When the Heinz Endowments began looking at neighborhoods to enhance with its new community development initiative, Hazelwood got its attention.
It had great need but many attributes, said Robert Vagt, the endowments' president.
For several years, the organization has supported programs at the Keystone Church's Center of Life -- a nonprofit that promotes youth development through music, education and athletics -- at less than $100,000. A much larger gift of $1.35 million over the next three years has jump-started the endowments' new place-based focus.
The three-year award, which was announced recently, is part of a $2.35 million package of grants the foundation's board approved last month to endow Hazelwood.
"Our commitment is generational, and we are taking the first steps now," Mr. Vagt said. "They have individuals and groups who are working hard and believe in the possibility of positive change.
"They actually believe it. These are things that have legs and are making demonstrable progress. I wish I had a better word than exciting. And besides human resources, [the neighborhood] has physical resources: It's on the river and has wonderful buildings, lots of them."
This new tack -- to heavily infuse one neighborhood through already strong organizations -- has models in other cities, he said.
"We have tried all sorts of things under the rubric of community development," which traditionally is real-estate heavy, he said. "The obvious inadequacy is that physical reconstruction alone doesn't mend the social fabric."
The $2.35 million in grants include $400,000 to Rebuilding Together to work with Center of Life and local contractors to repair houses for needful home owners and rehab vacant homes for resale; $25,000 to help the Allegheny Council to Improve Our Neighborhoods Housing Inc. get site control and begin predevelopment planning for reuse of the former Hazelwood Presbyterian Church property; and $35,000 for an anti-bullying project at Miflin Pre K-6 in Lincoln Place, which is a feeder school for Hazelwood.
The endowments' board decided two years ago to select two neighborhoods and, without diluting its support to other organizations in the Pittsburgh area, "to focus in this new way," Mr. Vagt said.
The second neighborhood has yet to be selected.
Hazelwood is a neighborhood that, old-timers recall, once had everything. This was true throughout the city in the first half of the 20th century. But like the city as a whole, Hazelwood lost so many people and economic engines that by the 1990s it gave off a ghostly sense of what used to be when you drove through.
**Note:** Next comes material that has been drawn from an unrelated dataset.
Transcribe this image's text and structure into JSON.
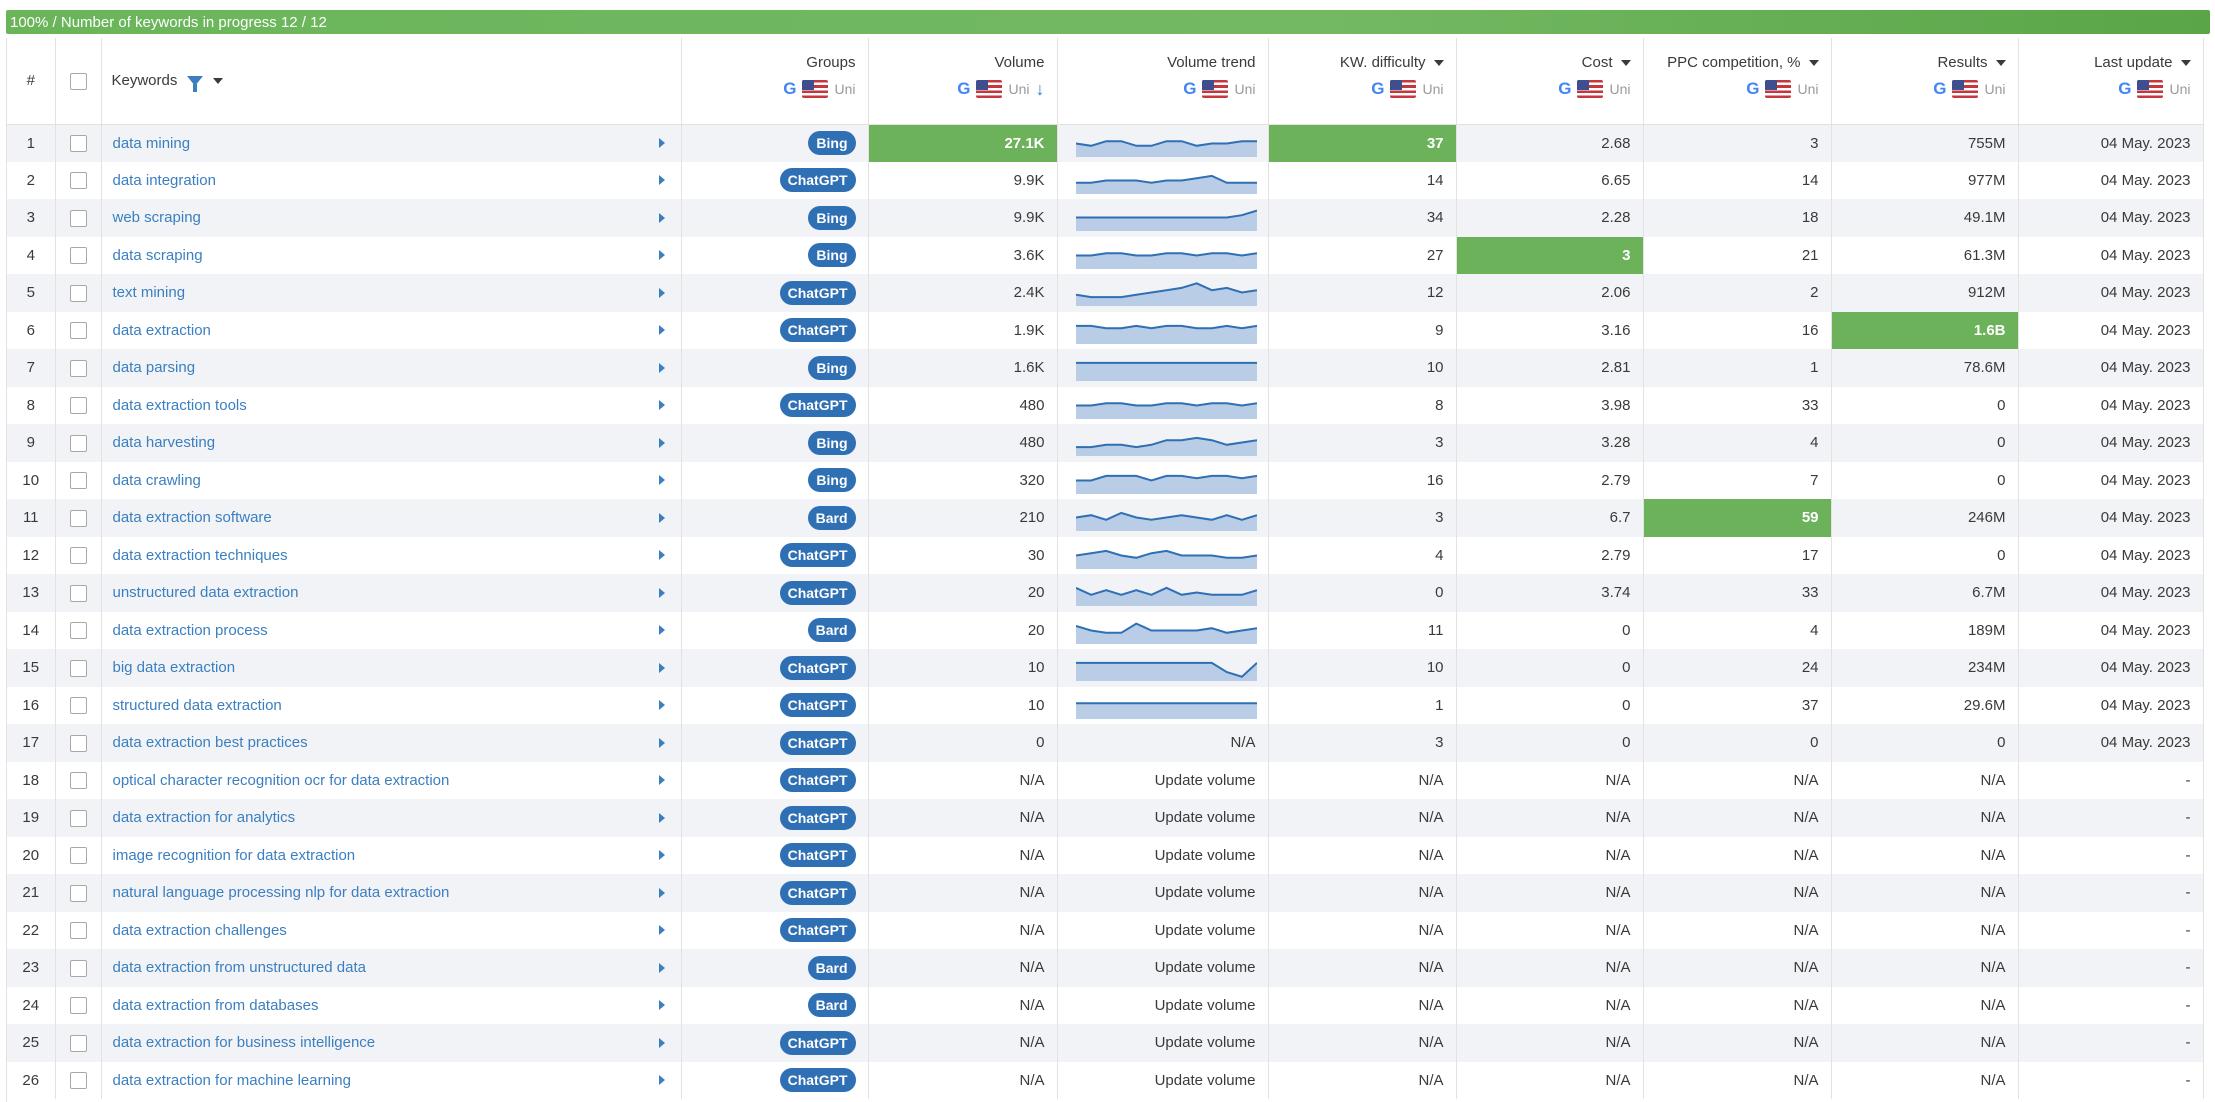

"And if you don't feel it when you drive through, you can talk to Tim Smith or dozens of other folks about it," Mr. Vagt said.
The Rev. Tim Smith founded Center of Life because so many youth who knew his musician sons were coming around when the Smiths were jamming in their basement.
"They all said, 'We need jobs,' " he told the Pittsburgh Post-Gazette last summer. Center of Life became a place where youth could put musicianship and other artistic skills to work, literally, as enterprises.
Their jazz groups and KRUNK Movement -- rap, hip hop and dance collaborations -- perform throughout the region. One of the jazz bands won a first place award at this year's Next Generation Jazz Festival, which is organized by the Monterey Jazz Festival in California.
Mr. Smith has a broad reach, having already created relationships with schools, universities and community organizations, Mr. Vagt said, "but there are limitations to what he can do, primarily because of funding.
"With leadership like his, this [grant] can encourage other folks, not just money partners, but cultural organizations and businesses."
Another plus for Hazelwood is its proximity to the South Side, Oakland and Squirrel Hill.
"It has been demonstrated nationwide that effective community development goes on in places which are proximate to economic and social strengths," Mr. Vagt said.
It also helps when grass-roots efforts gain momentum, he said, citing the Larimer Consensus Group, whose work on a village green and selective housing development has been guided by a strong neighborhood master plan. "I don't think Walnut Capital would be as hot [on Larimer] if it wasn't for that grassroots work."
Walnut Capital developed Bakery Square, which is in Larimer.
Mr. Vagt said the endowments' continuing commitment to Hazelwood is based on the direction developed by a representative roundtable group. The group is made up of churches, small businesses and long-time residents.
"We meet monthly," city Councilman Corey O'Connor said. "We talk about projects and ideas. It's great that we have a partner who listens."
The foundation is one of several that formed Almono LLC to buy the old LTV site for $10 million in 2002. Development of the site with residential and commercial components is proposed to lace into the rest of the neighborhood with an enhanced street grid.
Having the Heinz Endowments investing in other parts of the neighborhood as well "gives Hazelwood great credibility," Mr. O'Connor said. "I think that really hit home with residents. This neighborhood is going to be on the move soon."